Section 5: Create the PingOne Provisioning Rule
After the SCIM store is created by the API, create a provisioning rule in the PingOne Admin Console and reference the connection.
- Open the PingOne environment home page.
- Go to Integrations & click Provisioning.
- Click + to create a New Rule.
- In the Add Rule dialog box, select PingOne as Source.
- Under Available Connections, select the OCI IAM SCIM connection that was created earlier.
- Click Continue & enter a name for the rule.
- Configure the user filter: In the tested setup, ‘Group Names‘ attribute was used to limit the scope of provisioning to particular members only.
- Configure the group filter: Select the same group that was used for user filter. This enables the group & membership details to be synchronised as well.

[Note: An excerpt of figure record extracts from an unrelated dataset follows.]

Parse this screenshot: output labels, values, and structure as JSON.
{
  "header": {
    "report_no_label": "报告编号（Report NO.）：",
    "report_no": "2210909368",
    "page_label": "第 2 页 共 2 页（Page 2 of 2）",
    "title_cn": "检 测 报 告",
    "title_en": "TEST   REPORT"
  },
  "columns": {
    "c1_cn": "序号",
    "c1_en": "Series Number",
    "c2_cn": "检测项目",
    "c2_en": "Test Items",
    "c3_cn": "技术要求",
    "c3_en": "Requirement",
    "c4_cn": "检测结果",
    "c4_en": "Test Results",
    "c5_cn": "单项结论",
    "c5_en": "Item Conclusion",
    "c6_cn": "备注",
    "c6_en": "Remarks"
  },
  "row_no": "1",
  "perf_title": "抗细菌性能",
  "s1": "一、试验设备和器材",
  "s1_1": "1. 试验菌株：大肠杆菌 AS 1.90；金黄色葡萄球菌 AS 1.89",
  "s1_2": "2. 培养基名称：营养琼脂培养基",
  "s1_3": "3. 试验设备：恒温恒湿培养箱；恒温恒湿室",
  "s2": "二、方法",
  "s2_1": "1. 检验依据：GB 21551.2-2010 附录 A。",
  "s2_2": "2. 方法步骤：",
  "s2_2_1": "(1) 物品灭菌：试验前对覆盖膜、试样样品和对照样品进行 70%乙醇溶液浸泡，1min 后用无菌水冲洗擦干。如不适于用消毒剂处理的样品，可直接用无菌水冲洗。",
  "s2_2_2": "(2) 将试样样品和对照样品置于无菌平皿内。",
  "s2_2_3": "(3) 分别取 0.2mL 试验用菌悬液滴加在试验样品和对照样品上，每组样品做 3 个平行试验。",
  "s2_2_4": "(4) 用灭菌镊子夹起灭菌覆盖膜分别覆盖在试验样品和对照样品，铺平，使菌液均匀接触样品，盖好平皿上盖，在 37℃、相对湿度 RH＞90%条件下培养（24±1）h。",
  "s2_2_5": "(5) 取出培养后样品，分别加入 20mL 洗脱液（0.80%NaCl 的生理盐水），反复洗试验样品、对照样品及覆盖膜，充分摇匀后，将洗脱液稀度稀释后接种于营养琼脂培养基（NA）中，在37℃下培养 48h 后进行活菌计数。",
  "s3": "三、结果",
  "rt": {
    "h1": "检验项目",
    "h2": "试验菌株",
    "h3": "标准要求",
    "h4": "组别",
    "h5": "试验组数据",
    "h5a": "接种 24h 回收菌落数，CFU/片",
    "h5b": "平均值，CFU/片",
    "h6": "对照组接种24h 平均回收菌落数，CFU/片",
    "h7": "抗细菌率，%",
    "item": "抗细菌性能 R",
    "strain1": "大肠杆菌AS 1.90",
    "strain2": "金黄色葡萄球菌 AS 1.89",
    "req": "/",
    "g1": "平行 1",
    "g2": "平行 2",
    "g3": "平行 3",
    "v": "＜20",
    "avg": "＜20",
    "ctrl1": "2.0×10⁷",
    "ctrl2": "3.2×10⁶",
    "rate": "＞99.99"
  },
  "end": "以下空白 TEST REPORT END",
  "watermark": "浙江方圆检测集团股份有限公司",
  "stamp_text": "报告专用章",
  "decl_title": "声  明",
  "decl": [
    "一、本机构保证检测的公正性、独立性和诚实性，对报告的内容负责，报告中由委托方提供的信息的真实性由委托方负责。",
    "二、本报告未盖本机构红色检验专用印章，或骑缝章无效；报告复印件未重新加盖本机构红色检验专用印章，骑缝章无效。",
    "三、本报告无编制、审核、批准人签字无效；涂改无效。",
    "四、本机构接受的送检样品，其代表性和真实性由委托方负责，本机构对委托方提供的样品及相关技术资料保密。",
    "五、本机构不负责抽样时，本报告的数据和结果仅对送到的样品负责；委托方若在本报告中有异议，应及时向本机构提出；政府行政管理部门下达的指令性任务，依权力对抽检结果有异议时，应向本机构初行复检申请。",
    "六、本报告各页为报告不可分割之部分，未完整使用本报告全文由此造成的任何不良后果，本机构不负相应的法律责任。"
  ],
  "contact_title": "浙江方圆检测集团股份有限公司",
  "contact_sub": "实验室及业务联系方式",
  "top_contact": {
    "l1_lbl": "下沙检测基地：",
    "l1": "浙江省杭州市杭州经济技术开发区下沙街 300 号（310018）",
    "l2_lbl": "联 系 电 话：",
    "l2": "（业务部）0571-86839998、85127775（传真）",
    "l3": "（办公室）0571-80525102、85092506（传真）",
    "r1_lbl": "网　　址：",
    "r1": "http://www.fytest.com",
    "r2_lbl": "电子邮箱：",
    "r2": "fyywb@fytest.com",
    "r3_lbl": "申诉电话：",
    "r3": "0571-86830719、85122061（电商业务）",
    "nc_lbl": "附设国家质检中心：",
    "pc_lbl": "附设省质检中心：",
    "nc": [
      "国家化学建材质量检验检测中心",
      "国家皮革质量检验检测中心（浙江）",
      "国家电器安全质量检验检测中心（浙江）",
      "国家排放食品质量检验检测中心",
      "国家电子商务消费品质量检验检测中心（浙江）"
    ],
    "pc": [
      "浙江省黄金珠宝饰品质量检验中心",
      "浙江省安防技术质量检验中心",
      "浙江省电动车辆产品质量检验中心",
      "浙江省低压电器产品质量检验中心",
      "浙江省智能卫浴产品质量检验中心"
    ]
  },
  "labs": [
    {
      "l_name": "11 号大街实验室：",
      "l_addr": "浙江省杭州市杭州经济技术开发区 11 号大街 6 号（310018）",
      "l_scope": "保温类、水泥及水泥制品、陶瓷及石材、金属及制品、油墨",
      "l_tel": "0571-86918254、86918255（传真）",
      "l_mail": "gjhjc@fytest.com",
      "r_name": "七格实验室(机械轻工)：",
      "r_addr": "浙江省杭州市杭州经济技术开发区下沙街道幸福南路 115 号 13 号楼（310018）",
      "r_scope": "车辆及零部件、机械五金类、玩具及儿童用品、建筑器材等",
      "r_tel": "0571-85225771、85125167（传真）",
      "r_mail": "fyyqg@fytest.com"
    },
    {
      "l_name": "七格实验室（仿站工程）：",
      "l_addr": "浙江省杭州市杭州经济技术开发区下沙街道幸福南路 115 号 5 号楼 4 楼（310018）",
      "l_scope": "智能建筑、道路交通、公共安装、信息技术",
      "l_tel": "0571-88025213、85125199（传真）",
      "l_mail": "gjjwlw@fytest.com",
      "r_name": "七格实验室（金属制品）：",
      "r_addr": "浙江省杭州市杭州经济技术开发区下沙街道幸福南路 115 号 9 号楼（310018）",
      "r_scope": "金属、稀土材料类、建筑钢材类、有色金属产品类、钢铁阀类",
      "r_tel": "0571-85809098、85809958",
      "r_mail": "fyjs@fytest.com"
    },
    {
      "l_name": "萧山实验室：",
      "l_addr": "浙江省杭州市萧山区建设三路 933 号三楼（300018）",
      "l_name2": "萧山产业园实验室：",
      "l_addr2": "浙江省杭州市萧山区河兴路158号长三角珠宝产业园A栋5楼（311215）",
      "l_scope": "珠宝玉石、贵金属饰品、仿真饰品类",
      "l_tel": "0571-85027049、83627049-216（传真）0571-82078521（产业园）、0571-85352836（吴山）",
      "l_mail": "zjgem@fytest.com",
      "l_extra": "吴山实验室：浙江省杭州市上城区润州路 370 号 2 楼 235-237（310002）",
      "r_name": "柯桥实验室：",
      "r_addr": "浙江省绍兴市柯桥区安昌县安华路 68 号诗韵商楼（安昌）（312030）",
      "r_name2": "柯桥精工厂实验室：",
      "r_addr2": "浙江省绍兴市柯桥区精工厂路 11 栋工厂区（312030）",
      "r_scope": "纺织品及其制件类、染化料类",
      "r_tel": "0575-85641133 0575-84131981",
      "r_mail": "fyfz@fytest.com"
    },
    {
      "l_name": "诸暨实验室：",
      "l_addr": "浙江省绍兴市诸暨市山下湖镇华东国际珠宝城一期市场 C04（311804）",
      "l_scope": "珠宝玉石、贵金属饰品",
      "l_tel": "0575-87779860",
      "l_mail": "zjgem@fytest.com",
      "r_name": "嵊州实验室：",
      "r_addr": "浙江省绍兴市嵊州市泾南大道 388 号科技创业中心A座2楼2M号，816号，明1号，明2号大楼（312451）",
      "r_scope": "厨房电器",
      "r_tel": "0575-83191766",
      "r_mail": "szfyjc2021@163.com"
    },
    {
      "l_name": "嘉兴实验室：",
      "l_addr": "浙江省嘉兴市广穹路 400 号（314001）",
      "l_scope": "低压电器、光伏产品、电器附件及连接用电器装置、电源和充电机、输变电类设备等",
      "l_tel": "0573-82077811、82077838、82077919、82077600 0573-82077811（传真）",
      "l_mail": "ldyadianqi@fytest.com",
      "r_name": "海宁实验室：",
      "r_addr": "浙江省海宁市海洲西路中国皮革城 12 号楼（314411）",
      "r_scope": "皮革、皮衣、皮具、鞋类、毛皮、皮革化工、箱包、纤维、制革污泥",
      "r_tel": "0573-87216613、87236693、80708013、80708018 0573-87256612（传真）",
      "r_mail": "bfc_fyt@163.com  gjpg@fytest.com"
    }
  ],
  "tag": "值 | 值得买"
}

- Review the attribute mappings from a working setup. Save and enable the provisioning rule.
| PingOne Directory Attribute | OCI IAM Attribute |
|---|---|
| Enabled | active |
| Family Name | familyName |
| Given Name | givenName |
| Username | userName |
| Email Address | workEmail |
For more details on creating the rule, see Creating an outbound rule.

Section 6: Validate provisioning in OCI IAM & setup access
Validate that users and groups are created in OCI IAM.
- Open the target identity domain.
- Click User management and confirm that the PingOne users & groups are created.
- Open the group and confirm that the expected users are members of the group.
After the group is provisioned into OCI IAM, IAM policies can be written to grant access to any PaaS resources. For example, the below statement grants provisioned group to manage Compute instances in a particular compartment. For more details, see Getting Started with Policies.
Allow group '<identity-domain-name>'/'<group-name>' to manage instance-family in compartment <compartment-name>
Similarly, to grant Service User application role in a SaaS service like Oracle Integration Cloud, the same group can be referenced.

Conclusion
This setup is useful because it allows PingOne to remain the authoritative identity source while extending those identities into OCI IAM for access control. This reduces duplicate administration, keeps access aligned with the source directory, and provides a consistent way to manage cloud and application access from PingOne.